We picked apart moments, cleared up some traffic patterns, strengthened some choices, made some new discoveries. We made actual changes to blocking, to interpretation, and those changes showed up on Friday and Saturday nights.

We invited the audience to join us in our closing exercise, and they all did.

This is utterly mind-blowing to me. The generosity and fearlessness and inclusivity to their community of this idea is brilliant, what better way to make your audience, or potential audience, feel like a part of the company, to feel invested in your future? Note that they kept the process closed during the development of the piece, inviting civilians into the early process of creation would be a fly in the ointment, no doubt. But the show was up and running, it was deemed a saleable product, and they were allowing witnesses into the maintenance of the piece. It was an honest declaration of the opinion that theatre is always in process. Lovely.

And how’s this for theatre nerd porn? The New York Times ran a behind-the-scenes piece on Alan Ayckbourn’s trilogy The Norman Conquests, which includes slide shows and short audio clips from all aspects of the production, from actors to props master to costumer to carpenter to usher to audience members…how cool and compelling and easy is this to put together?

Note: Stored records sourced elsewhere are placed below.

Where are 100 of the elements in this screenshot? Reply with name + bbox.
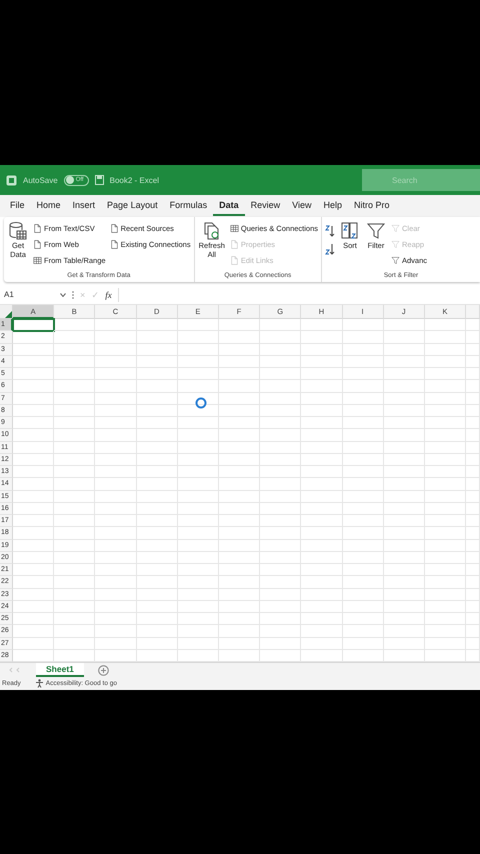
grid-cell[interactable] [384, 404, 425, 417]
grid-cell[interactable] [54, 380, 96, 392]
insert-function-button[interactable]: fx [105, 290, 112, 300]
grid-cell[interactable] [218, 576, 260, 588]
grid-cell[interactable] [260, 540, 302, 552]
grid-cell[interactable] [218, 515, 260, 528]
grid-cell[interactable] [424, 331, 466, 344]
grid-cell[interactable] [342, 502, 384, 515]
grid-cell[interactable] [342, 540, 384, 552]
grid-cell[interactable] [384, 442, 425, 454]
grid-cell[interactable] [466, 552, 480, 564]
grid-cell[interactable] [466, 380, 480, 392]
grid-cell[interactable] [218, 638, 260, 650]
grid-cell[interactable] [95, 478, 137, 490]
grid-cell[interactable] [466, 331, 480, 344]
grid-cell[interactable] [218, 466, 260, 478]
grid-cell[interactable] [301, 368, 342, 380]
grid-cell[interactable] [466, 344, 480, 356]
grid-cell[interactable] [466, 564, 480, 576]
grid-cell[interactable] [178, 638, 219, 650]
menu-tab[interactable]: View [286, 196, 318, 216]
grid-cell[interactable] [466, 429, 480, 442]
grid-cell[interactable] [95, 344, 137, 356]
grid-cell[interactable] [218, 625, 260, 638]
grid-cell[interactable] [301, 502, 342, 515]
grid-cell[interactable] [95, 331, 137, 344]
grid-cell[interactable] [424, 552, 466, 564]
grid-cell[interactable] [466, 392, 480, 405]
grid-cell[interactable] [260, 515, 302, 528]
grid-cell[interactable] [13, 527, 54, 540]
menu-tab[interactable]: Formulas [164, 196, 214, 216]
grid-cell[interactable] [178, 540, 219, 552]
grid-cell[interactable] [342, 442, 384, 454]
grid-cell[interactable] [424, 429, 466, 442]
grid-cell[interactable] [301, 600, 342, 613]
grid-cell[interactable] [95, 417, 137, 430]
grid-cell[interactable] [260, 404, 302, 417]
grid-cell[interactable] [384, 502, 425, 515]
grid-cell[interactable] [260, 613, 302, 626]
grid-cell[interactable] [260, 552, 302, 564]
grid-cell[interactable] [54, 638, 96, 650]
grid-cell[interactable] [424, 502, 466, 515]
grid-cell[interactable] [178, 588, 219, 601]
grid-cell[interactable] [95, 502, 137, 515]
grid-cell[interactable] [466, 576, 480, 588]
grid-cell[interactable] [95, 576, 137, 588]
grid-cell[interactable] [13, 442, 54, 454]
grid-cell[interactable] [384, 540, 425, 552]
grid-cell[interactable] [260, 466, 302, 478]
grid-cell[interactable] [13, 478, 54, 490]
grid-cell[interactable] [424, 319, 466, 332]
grid-cell[interactable] [13, 600, 54, 613]
grid-cell[interactable] [466, 527, 480, 540]
grid-cell[interactable] [301, 417, 342, 430]
grid-cell[interactable] [178, 625, 219, 638]
active-cell[interactable] [13, 319, 54, 332]
grid-cell[interactable] [342, 319, 384, 332]
grid-cell[interactable] [218, 356, 260, 368]
grid-cell[interactable] [178, 356, 219, 368]
grid-cell[interactable] [136, 613, 178, 626]
grid-cell[interactable] [218, 392, 260, 405]
grid-cell[interactable] [384, 392, 425, 405]
grid-cell[interactable] [218, 552, 260, 564]
grid-cell[interactable] [13, 502, 54, 515]
grid-cell[interactable] [54, 552, 96, 564]
grid-cell[interactable] [384, 564, 425, 576]
grid-cell[interactable] [54, 356, 96, 368]
grid-cell[interactable] [178, 552, 219, 564]
grid-cell[interactable] [424, 466, 466, 478]
grid-cell[interactable] [13, 576, 54, 588]
grid-cell[interactable] [424, 515, 466, 528]
grid-cell[interactable] [424, 638, 466, 650]
grid-cell[interactable] [54, 417, 96, 430]
grid-cell[interactable] [384, 368, 425, 380]
grid-cell[interactable] [95, 588, 137, 601]
grid-cell[interactable] [54, 429, 96, 442]
sheet-tab[interactable]: Sheet1 [36, 663, 84, 677]
grid-cell[interactable] [301, 380, 342, 392]
grid-cell[interactable] [218, 478, 260, 490]
grid-cell[interactable] [136, 527, 178, 540]
grid-cell[interactable] [95, 638, 137, 650]
grid-cell[interactable] [95, 625, 137, 638]
grid-cell[interactable] [466, 454, 480, 466]
grid-cell[interactable] [136, 600, 178, 613]
grid-cell[interactable] [384, 552, 425, 564]
grid-cell[interactable] [260, 331, 302, 344]
grid-cell[interactable] [342, 478, 384, 490]
grid-cell[interactable] [178, 564, 219, 576]
grid-cell[interactable] [13, 392, 54, 405]
menu-tab[interactable]: Nitro Pro [348, 196, 396, 216]
grid-cell[interactable] [95, 600, 137, 613]
grid-cell[interactable] [136, 454, 178, 466]
grid-cell[interactable] [342, 429, 384, 442]
grid-cell[interactable] [95, 356, 137, 368]
grid-cell[interactable] [178, 466, 219, 478]
select-all-button[interactable] [0, 305, 13, 319]
grid-cell[interactable] [178, 368, 219, 380]
grid-cell[interactable] [54, 576, 96, 588]
grid-cell[interactable] [466, 540, 480, 552]
grid-cell[interactable] [136, 380, 178, 392]
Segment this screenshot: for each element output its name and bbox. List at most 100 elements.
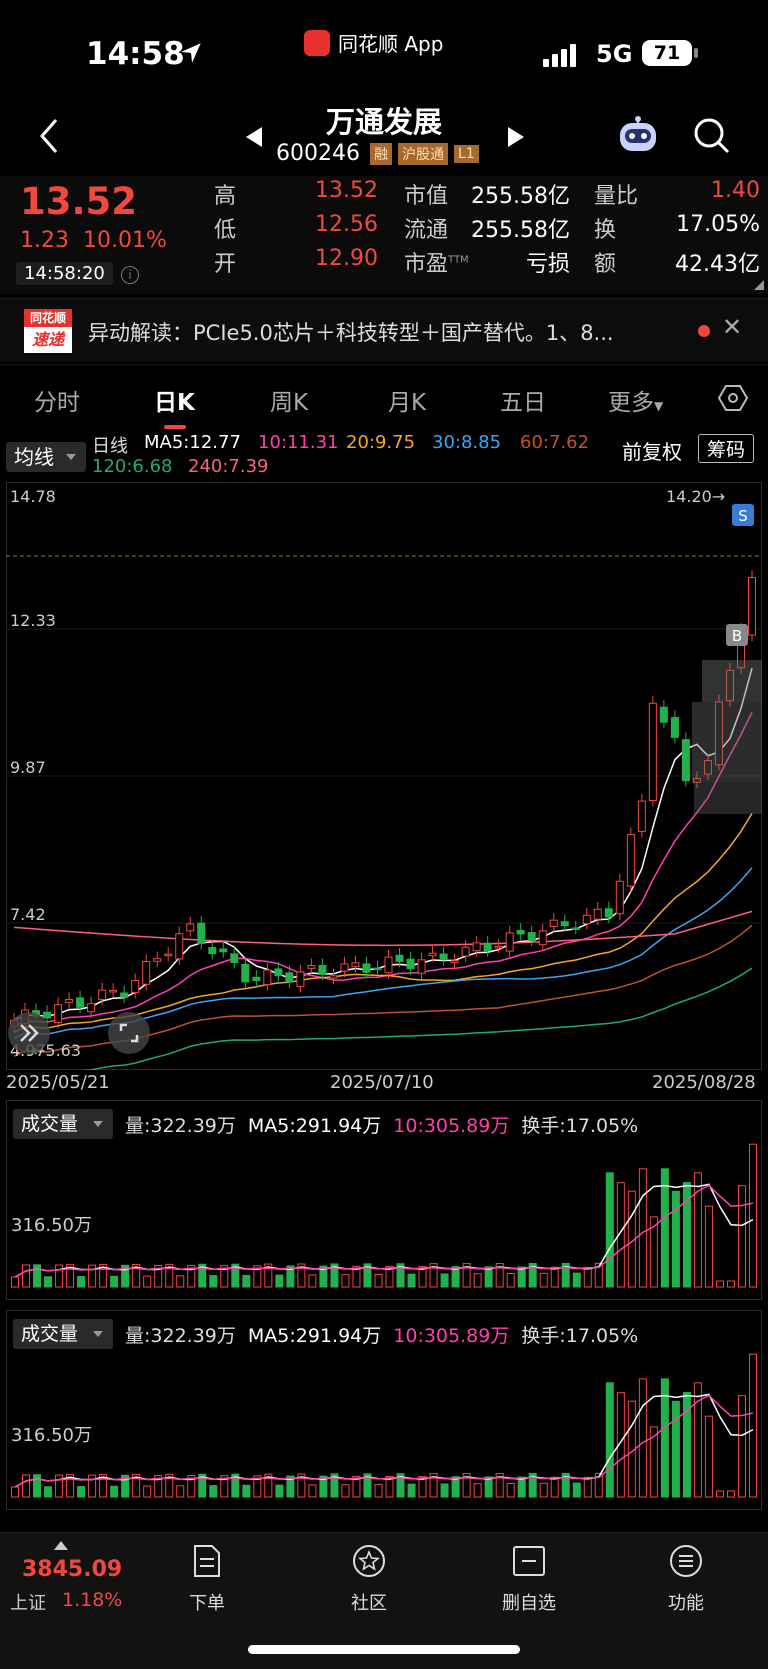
candle-body xyxy=(659,706,668,723)
candle-body xyxy=(626,834,635,887)
volume-bar xyxy=(176,1275,185,1288)
volume-bar xyxy=(473,1273,482,1288)
candle-body xyxy=(604,908,613,918)
tab-five-day[interactable]: 五日 xyxy=(500,383,546,417)
candle-body xyxy=(109,989,118,993)
volume-bar xyxy=(374,1483,383,1498)
news-logo-top: 同花顺 xyxy=(24,309,72,327)
close-icon[interactable]: ✕ xyxy=(722,313,742,341)
tab-daily-k[interactable]: 日K xyxy=(154,383,195,417)
candle-body xyxy=(329,975,338,979)
sell-marker-label: S xyxy=(738,507,748,525)
volume-bar xyxy=(704,1205,713,1288)
candle-body xyxy=(164,953,173,957)
news-ticker[interactable]: 同花顺 速递 异动解读：PCIe5.0芯片＋科技转型＋国产替代。1、8... ✕ xyxy=(0,298,768,362)
chip-zone-middle xyxy=(692,702,762,782)
collapse-button[interactable] xyxy=(8,1012,50,1054)
expand-corner-icon[interactable] xyxy=(754,280,764,290)
low-label: 低 xyxy=(214,218,237,243)
volume-bar xyxy=(77,1276,86,1288)
volume-bar xyxy=(473,1483,482,1498)
volume-bar xyxy=(308,1274,317,1288)
volume-bar xyxy=(209,1485,218,1498)
y-label-3: 9.87 xyxy=(10,758,46,777)
order-doc-icon xyxy=(194,1545,220,1577)
battery-icon: 71 xyxy=(642,40,692,66)
candle-body xyxy=(538,930,547,946)
bottom-toolbar: 3845.09 上证 1.18% 下单 社区 删自选 功能 xyxy=(0,1532,768,1669)
next-stock-icon[interactable] xyxy=(506,125,526,149)
candle-body xyxy=(593,908,602,920)
volume-bar xyxy=(440,1483,449,1498)
chip-zone-upper xyxy=(702,660,762,702)
nav-order[interactable]: 下单 xyxy=(162,1543,252,1615)
volume-bars xyxy=(11,1143,757,1288)
nav-remove-watchlist[interactable]: 删自选 xyxy=(484,1543,574,1615)
nav-order-label: 下单 xyxy=(189,1593,225,1614)
news-text[interactable]: 异动解读：PCIe5.0芯片＋科技转型＋国产替代。1、8... xyxy=(88,317,614,347)
remove-box-icon xyxy=(513,1546,545,1576)
nav-remove-label: 删自选 xyxy=(502,1593,556,1614)
candle-body xyxy=(549,919,558,928)
search-icon[interactable] xyxy=(693,117,731,155)
hexagon-settings-icon[interactable] xyxy=(718,383,748,413)
volume-bar xyxy=(605,1382,614,1498)
chip-zone-lower xyxy=(694,782,762,814)
volume-bar xyxy=(242,1484,251,1498)
tab-monthly-k[interactable]: 月K xyxy=(388,383,426,417)
nav-functions[interactable]: 功能 xyxy=(641,1543,731,1615)
tag-level: L1 xyxy=(453,144,479,163)
mcap-label: 市值 xyxy=(404,184,449,209)
tab-more-label: 更多 xyxy=(608,390,654,416)
volume-bar xyxy=(176,1485,185,1498)
candle-body xyxy=(252,976,261,981)
volume-bar xyxy=(484,1476,493,1498)
volume-bar xyxy=(726,1280,735,1288)
volume-bar xyxy=(308,1484,317,1498)
ma-select[interactable]: 均线 xyxy=(6,442,86,472)
high-label: 高 xyxy=(214,184,237,209)
adjust-mode-button[interactable]: 前复权 xyxy=(622,436,682,465)
volume-bars-2 xyxy=(11,1353,757,1498)
volume-panel-2[interactable]: 成交量 量:322.39万 MA5:291.94万 10:305.89万 换手:… xyxy=(6,1310,762,1510)
candle-body xyxy=(131,980,140,993)
low-value: 12.56 xyxy=(315,212,378,237)
nav-community[interactable]: 社区 xyxy=(324,1543,414,1615)
tab-more[interactable]: 更多▼ xyxy=(608,383,663,417)
fullscreen-button[interactable] xyxy=(108,1012,150,1054)
chip-distribution-button[interactable]: 筹码 xyxy=(698,434,755,463)
status-time: 14:58 xyxy=(86,36,185,72)
stock-code: 600246 xyxy=(276,141,360,166)
float-value: 255.58亿 xyxy=(471,218,570,243)
price-change: 1.23 10.01% xyxy=(20,228,167,253)
tab-intraday[interactable]: 分时 xyxy=(34,383,80,417)
candle-body xyxy=(362,963,371,973)
ma5-value: MA5:12.77 xyxy=(144,432,241,453)
volume-bar xyxy=(341,1274,350,1288)
candle-body xyxy=(428,952,437,957)
ai-assistant-icon[interactable] xyxy=(616,115,660,155)
volume-panel-1[interactable]: 成交量 量:322.39万 MA5:291.94万 10:305.89万 换手:… xyxy=(6,1100,762,1300)
candle-body xyxy=(560,921,569,927)
y-label-4: 7.42 xyxy=(10,905,46,924)
tab-active-underline xyxy=(164,425,186,429)
volume-bar xyxy=(143,1485,152,1498)
candle-body xyxy=(748,577,756,636)
app-logo-icon xyxy=(304,29,330,56)
tag-margin: 融 xyxy=(369,142,392,165)
unread-dot xyxy=(698,325,710,337)
index-value[interactable]: 3845.09 xyxy=(22,1557,122,1582)
candle-body xyxy=(527,932,536,941)
volume-bar xyxy=(572,1482,581,1498)
candle-body xyxy=(285,972,294,983)
tab-weekly-k[interactable]: 周K xyxy=(270,383,308,417)
app-badge[interactable]: 同花顺 App xyxy=(304,28,443,57)
candle-body xyxy=(340,963,349,972)
candle-body xyxy=(175,933,184,960)
kline-chart[interactable]: 14.78 12.33 9.87 7.42 4.97 14.20→ ←5.63 … xyxy=(6,482,762,1070)
volume-bar xyxy=(539,1272,548,1288)
volume-bar xyxy=(671,1400,680,1498)
info-icon[interactable]: i xyxy=(121,266,139,284)
candle-body xyxy=(230,953,239,964)
volume-bar xyxy=(506,1273,515,1288)
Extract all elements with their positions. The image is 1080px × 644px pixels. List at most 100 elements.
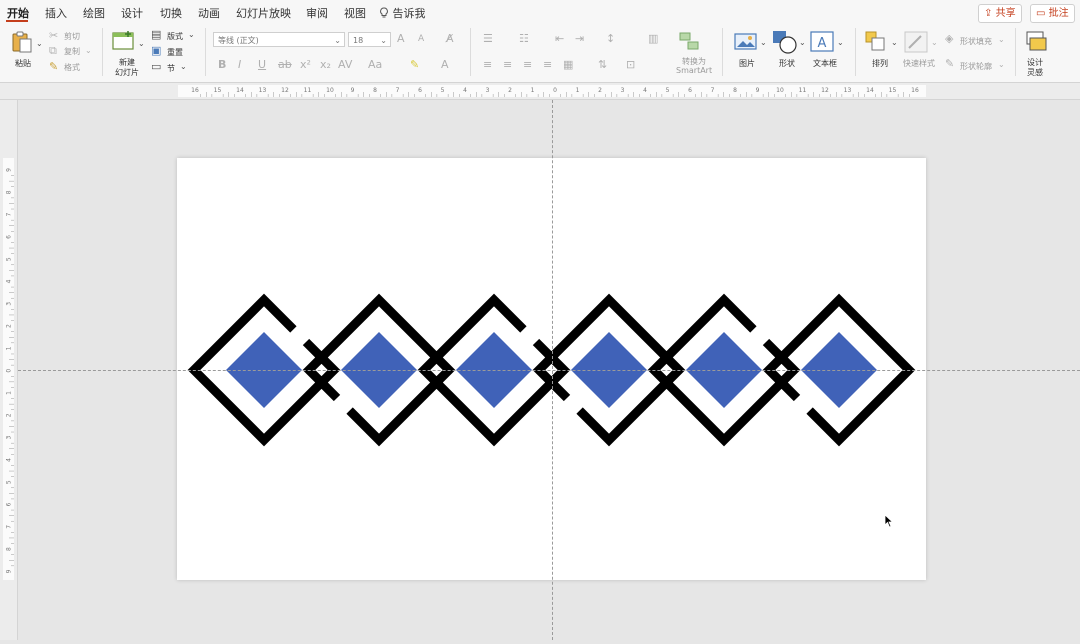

This is one of the ideas that inspired me to buy a Flip Camera. And, I suppose, it’s this idea that compels us to blog. I believe this is how we need to brand ourselves: as the accessible emotional experience. It’s going to require some ego-killing, but it could pave the way to making Independent Stage the most talked about experience in town.

What do you think? Can we trade in the old tropes of ‘theatre magic’ for a new paradigm of honest human communion?